LIVRO: “Memórias da Plantação – Episódios de Racismo Quotidiano”,
de Grada Kilomba
Texto original | “Plantation memories: Episodes of Everyday Racism”, 2008
Tradução | Nuno Quintas
Ed. Orfeu Negro, Julho de 2020 (1ª edição, Maio de 2019)
“O que foi a Conferência de Berlim de 1884/1885? Que países africanos foram colonizados pela Alemanha? Quantos anos durou a colonização alemã no continente africano? Termino com perguntas mais específicas: quem foi a rainha Nzinga e que papel desempenhou no combate à colonização europeia? Quem escreveu “Pele Negra, Máscaras Brancas”? Quem foi May Ayim?
Não surpreende que a maioria das/os alunas/os brancas/os sentadas/os na sala não consigam responder, ao passo que as/os alunas/os negras/os respondem à grande parte delas. De repente, quem por regra é invisível torna-se visível, e quem é sempre visto torna-se invisível. Quem por regra é silencioso começa a falar, enquanto quem sempre fala fica em silêncio. Em silêncio não porque não pode articular a voz ou a língua, mas porque não tem esse conhecimento. Quem sabe o quê? Quem não sabe? E porque sabe?”
Com uma escrita apaixonada, intensa e impulsiva, rica de imagens e significados, Grada Kilomba obrigou-me a deter-me no significado de termos como sujeito e objecto, a/o outra/o, escravizada/o, subalterna/o, negra/o, mestiço, mulato ou cabrita. Ao encontro das definições, sua origem e implicações, fui sendo assaltado por sentimentos contraditórios, instalando-se em mim a culpa. Também a vergonha. Sobretudo a vergonha. No meu discurso, nas minhas atitudes, não posso deixar de reconhecer todos os episódios de racismo quotidiano de que nos fala Grada Kilomba. É inútil negá-lo, apenas estaria a enganar-me a mim próprio. Corajosa, determinada, a autora toma-me pela mão e pede-me que escute: “Quando gostam de mim, dizem-me que é apesar da minha cor. Quando me detestam, acrescentam que não é por causa da minha cor. Sou, em ambos os casos prisioneiro.” Esta e outras revelações dão-me a perceber o quanto lavro no erro quando, confrontado com a ideia de racismo, formulo a habitual pergunta moral “sou racista?” e fico à espera de uma resposta confortável. Errado. Eu, o sujeito branco, devo antes perguntar-me “como posso desmontar os meus próprios racismos?”, pois é a interrogação em si mesma que dá início ao processo.

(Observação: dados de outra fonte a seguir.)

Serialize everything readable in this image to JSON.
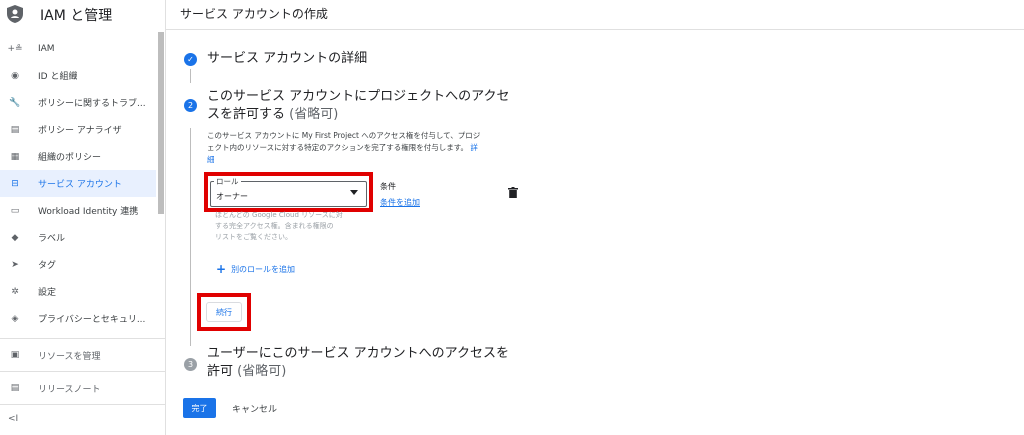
{
  "sidebar": {
    "title": "IAM と管理",
    "items": [
      {
        "label": "IAM",
        "icon": "person-add-icon",
        "glyph": "+≗"
      },
      {
        "label": "ID と組織",
        "icon": "account-circle-icon",
        "glyph": "◉"
      },
      {
        "label": "ポリシーに関するトラブ...",
        "icon": "wrench-icon",
        "glyph": "🔧"
      },
      {
        "label": "ポリシー アナライザ",
        "icon": "policy-analyzer-icon",
        "glyph": "▤"
      },
      {
        "label": "組織のポリシー",
        "icon": "list-box-icon",
        "glyph": "▦"
      },
      {
        "label": "サービス アカウント",
        "icon": "service-account-icon",
        "glyph": "⊟"
      },
      {
        "label": "Workload Identity 連携",
        "icon": "id-card-icon",
        "glyph": "▭"
      },
      {
        "label": "ラベル",
        "icon": "label-icon",
        "glyph": "◆"
      },
      {
        "label": "タグ",
        "icon": "tag-icon",
        "glyph": "➤"
      },
      {
        "label": "設定",
        "icon": "gear-icon",
        "glyph": "✲"
      },
      {
        "label": "プライバシーとセキュリ...",
        "icon": "shield-icon",
        "glyph": "◈"
      }
    ],
    "bottom": [
      {
        "label": "リソースを管理",
        "icon": "folder-icon",
        "glyph": "▣"
      },
      {
        "label": "リリースノート",
        "icon": "notes-icon",
        "glyph": "▤"
      }
    ],
    "collapse": "<I"
  },
  "header": {
    "title": "サービス アカウントの作成"
  },
  "steps": {
    "one": {
      "title": "サービス アカウントの詳細",
      "check": "✓"
    },
    "two": {
      "number": "2",
      "title_line1": "このサービス アカウントにプロジェクトへのアクセ",
      "title_line2": "スを許可する",
      "optional": "(省略可)",
      "desc_line1": "このサービス アカウントに My First Project へのアクセス権を付与して、プロジ",
      "desc_line2": "ェクト内のリソースに対する特定のアクションを完了する権限を付与します。",
      "desc_link1": "詳",
      "desc_link2": "細",
      "role_label": "ロール",
      "role_value": "オーナー",
      "role_help1": "ほとんどの Google Cloud リソースに対",
      "role_help2": "する完全アクセス権。含まれる権限の",
      "role_help3": "リストをご覧ください。",
      "condition_label": "条件",
      "condition_link": "条件を追加",
      "add_role": "別のロールを追加",
      "continue": "続行"
    },
    "three": {
      "number": "3",
      "title_line1": "ユーザーにこのサービス アカウントへのアクセスを",
      "title_line2": "許可",
      "optional": "(省略可)"
    }
  },
  "actions": {
    "done": "完了",
    "cancel": "キャンセル"
  },
  "colors": {
    "accent": "#1a73e8",
    "highlight": "#e00000"
  }
}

Enquanto académica, Grada Kilomba questiona-se: “Como posso eu, enquanto mulher negra, produzir conhecimento num palco que constrói sistematicamente os discursos das/os académicas/os negras/os como sendo menos válidos?”. Atirada para a periferia, longe dos centros de todas as decisões, a norma definida pelo homem branco, as suas dúvidas parecem irresolúveis. Dá voz a outras mulheres e as dúvidas persistem, agravam-se. Instala-se a dor, a desilusão, a raiva também, as máscaras continuamente sobre a boca, as feridas que não fecham, “dizer o silêncio” como um ditame. É através de todas estas mulheres que sou confrontado com a política do espaço, a política sexual, as políticas da pele e do cabelo, a segregação, o contágio racial, a encenação da negritude, os traumas, o suicídio. À medida que os assuntos vão sendo abordados, vai aumentando a incomodidade do leitor (leitor branco, entenda-se), incapaz de não ver o que é óbvio, de aceitar o inaceitável. É nesse sentido que o livro se impõe, a escrita desta jovem autora convidando à acção. No final, fica essa ideia muito forte de que a escravatura e o colonialismo podem ser tidos como coisas do passado, mas continuam intimamente ancorados no presente. Um presente assombrado pelo passado intrusivo da escravatura, a história a perseguir a pessoa negra porque não foi bem sepultada. Como outros grandes autores, Grada Kilomba ajuda a ressuscitar a vida dos antepassados, rememorando a dor da escravatura e contando-a bem. A escrita é, nela, o ressuscitar de uma experiência colectiva traumática e o seu enterro. Este é o único caminho rumo a uma nova história, a um novo futuro.